🤖 AI Summary
To address the high energy consumption and latency of matrix sampling during key generation in Kyber on low-power embedded systems (e.g., IoT devices, TPMs, smart cards), this work proposes Modified SampleNTT. It achieves polynomial sampling with only two SHAKE-128 squeezes in 99.16% of cases—reducing random bit consumption by 33%—while preserving the original rejection rate and statistical randomness. Leveraging an Artix-7 FPGA implementation, we optimize the NTT architecture, streamline the rejection logic, and adopt a lightweight SHAKE-128 invocation strategy. Experimental results show that Modified SampleNTT reduces energy consumption by 33.14% and latency by 33.32% compared to conventional SampleNTT, with a marginal 0.28% reduction in logic resource usage. These improvements significantly enhance Kyber’s energy efficiency and practicality in resource-constrained environments.
📝 Abstract
Kyber is a lattice-based key encapsulation mechanism selected for standardization by the NIST Post-Quantum Cryptography (PQC) project. A critical component of Kyber's key generation process is the sampling of matrix elements from a uniform distribution over the ring Rq . This step is one of the most computationally intensive tasks in the scheme, significantly impacting performance in low-power embedded systems such as Internet of Things (IoT), wearable devices, wireless sensor networks (WSNs), smart cards, TPMs (Trusted Platform Modules), etc.

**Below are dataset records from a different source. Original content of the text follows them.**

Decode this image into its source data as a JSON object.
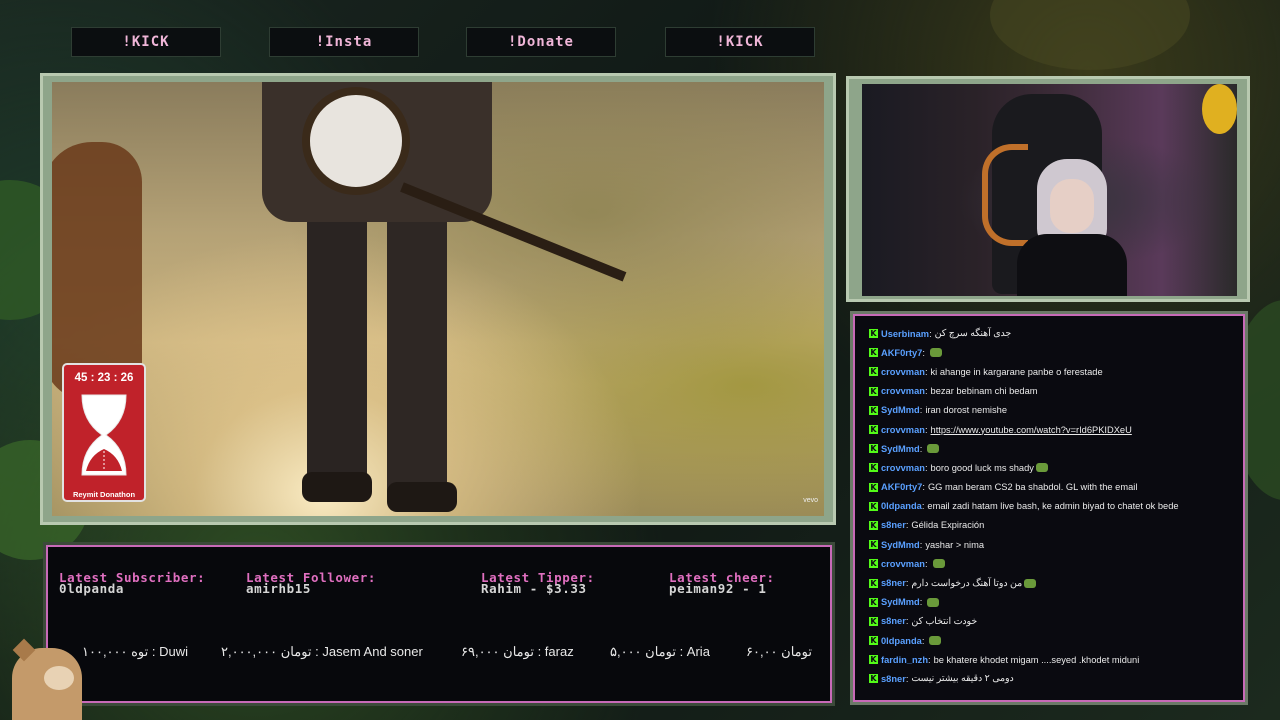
{
  "nav_buttons": [
    "!KICK",
    "!Insta",
    "!Donate",
    "!KICK"
  ],
  "video": {
    "watermark": "vevo"
  },
  "timer": {
    "time": "45 : 23 : 26",
    "label": "Reymit Donathon"
  },
  "stats": {
    "subscriber_label": "Latest Subscriber:",
    "subscriber_value": "0ldpanda",
    "follower_label": "Latest Follower:",
    "follower_value": "amirhb15",
    "tipper_label": "Latest Tipper:",
    "tipper_value": "Rahim - $3.33",
    "cheer_label": "Latest cheer:",
    "cheer_value": "peiman92 - 1"
  },
  "ticker": [
    "۱۰۰,۰۰۰ توه  :  Duwi",
    "۲,۰۰۰,۰۰۰ تومان  :  Jasem And soner",
    "۶۹,۰۰۰ تومان  :  faraz",
    "۵,۰۰۰ تومان  :  Aria",
    "۶۰,۰۰ تومان"
  ],
  "chat": [
    {
      "user": "Userbinam",
      "color": "#5aa0ff",
      "text": "جدی آهنگه سرچ کن",
      "emote": false,
      "link": false
    },
    {
      "user": "AKF0rty7",
      "color": "#5aa0ff",
      "text": "",
      "emote": true,
      "link": false
    },
    {
      "user": "crovvman",
      "color": "#5aa0ff",
      "text": "ki ahange in kargarane panbe o ferestade",
      "emote": false,
      "link": false
    },
    {
      "user": "crovvman",
      "color": "#5aa0ff",
      "text": "bezar bebinam chi bedam",
      "emote": false,
      "link": false
    },
    {
      "user": "SydMmd",
      "color": "#5aa0ff",
      "text": "iran dorost nemishe",
      "emote": false,
      "link": false
    },
    {
      "user": "crovvman",
      "color": "#5aa0ff",
      "text": "https://www.youtube.com/watch?v=rId6PKIDXeU",
      "emote": false,
      "link": true
    },
    {
      "user": "SydMmd",
      "color": "#5aa0ff",
      "text": "",
      "emote": true,
      "link": false
    },
    {
      "user": "crovvman",
      "color": "#5aa0ff",
      "text": "boro good luck ms shady",
      "emote": true,
      "link": false
    },
    {
      "user": "AKF0rty7",
      "color": "#5aa0ff",
      "text": "GG man beram CS2 ba shabdol. GL with the email",
      "emote": false,
      "link": false
    },
    {
      "user": "0ldpanda",
      "color": "#5aa0ff",
      "text": "email zadi hatam live bash, ke admin biyad to chatet ok bede",
      "emote": false,
      "link": false
    },
    {
      "user": "s8ner",
      "color": "#5aa0ff",
      "text": "Gélida Expiración",
      "emote": false,
      "link": false
    },
    {
      "user": "SydMmd",
      "color": "#5aa0ff",
      "text": "yashar > nima",
      "emote": false,
      "link": false
    },
    {
      "user": "crovvman",
      "color": "#5aa0ff",
      "text": "",
      "emote": true,
      "link": false
    },
    {
      "user": "s8ner",
      "color": "#5aa0ff",
      "text": "من دوتا آهنگ درخواست دارم",
      "emote": true,
      "link": false
    },
    {
      "user": "SydMmd",
      "color": "#5aa0ff",
      "text": "",
      "emote": true,
      "link": false
    },
    {
      "user": "s8ner",
      "color": "#5aa0ff",
      "text": "خودت انتخاب کن",
      "emote": false,
      "link": false
    },
    {
      "user": "0ldpanda",
      "color": "#5aa0ff",
      "text": "",
      "emote": true,
      "link": false
    },
    {
      "user": "fardin_nzh",
      "color": "#5aa0ff",
      "text": "be khatere khodet migam ....seyed .khodet miduni",
      "emote": false,
      "link": false
    },
    {
      "user": "s8ner",
      "color": "#5aa0ff",
      "text": "دومی ۲ دقیقه بیشتر نیست",
      "emote": false,
      "link": false
    }
  ],
  "colors": {
    "accent": "#c86ab8",
    "kick_green": "#53fc18",
    "frame": "#b8c9b0"
  }
}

Existing approaches to this sampling, notably conventional SampleNTT and Parse-SPDM3, rely on rejection sampling. Both algorithms require a large number of random bytes, which needs at least three SHAKE-128 squeezing steps per polynomial. As a result, it causes significant amount of latency and energy. In this work, we propose a novel and efficient sampling algorithm, namely Modified SampleNTT, which substantially educes the average number of bits required from SHAKE-128 to generate elements in Rq - achieving approximately a 33% reduction compared to conventional SampleNTT. Modified SampleNTT achieves 99.16% success in generating a complete polynomial using only two SHAKE-128 squeezes, outperforming both state-of-the-art methods, which never succeed in two squeezes of SHAKE-128. Furthermore, our algorithm maintains the same average rejection rate as existing techniques and passes all standard statistical tests for randomness quality. FPGA implementation on Artix-7 demonstrates a 33.14% reduction in energy, 33.32% lower latency, and 0.28% fewer slices compared to SampleNTT. Our results confirm that Modified SampleNTT is an efficient and practical alternative for uniform polynomial sampling in PQC schemes such as Kyber, especially for low-power security processors.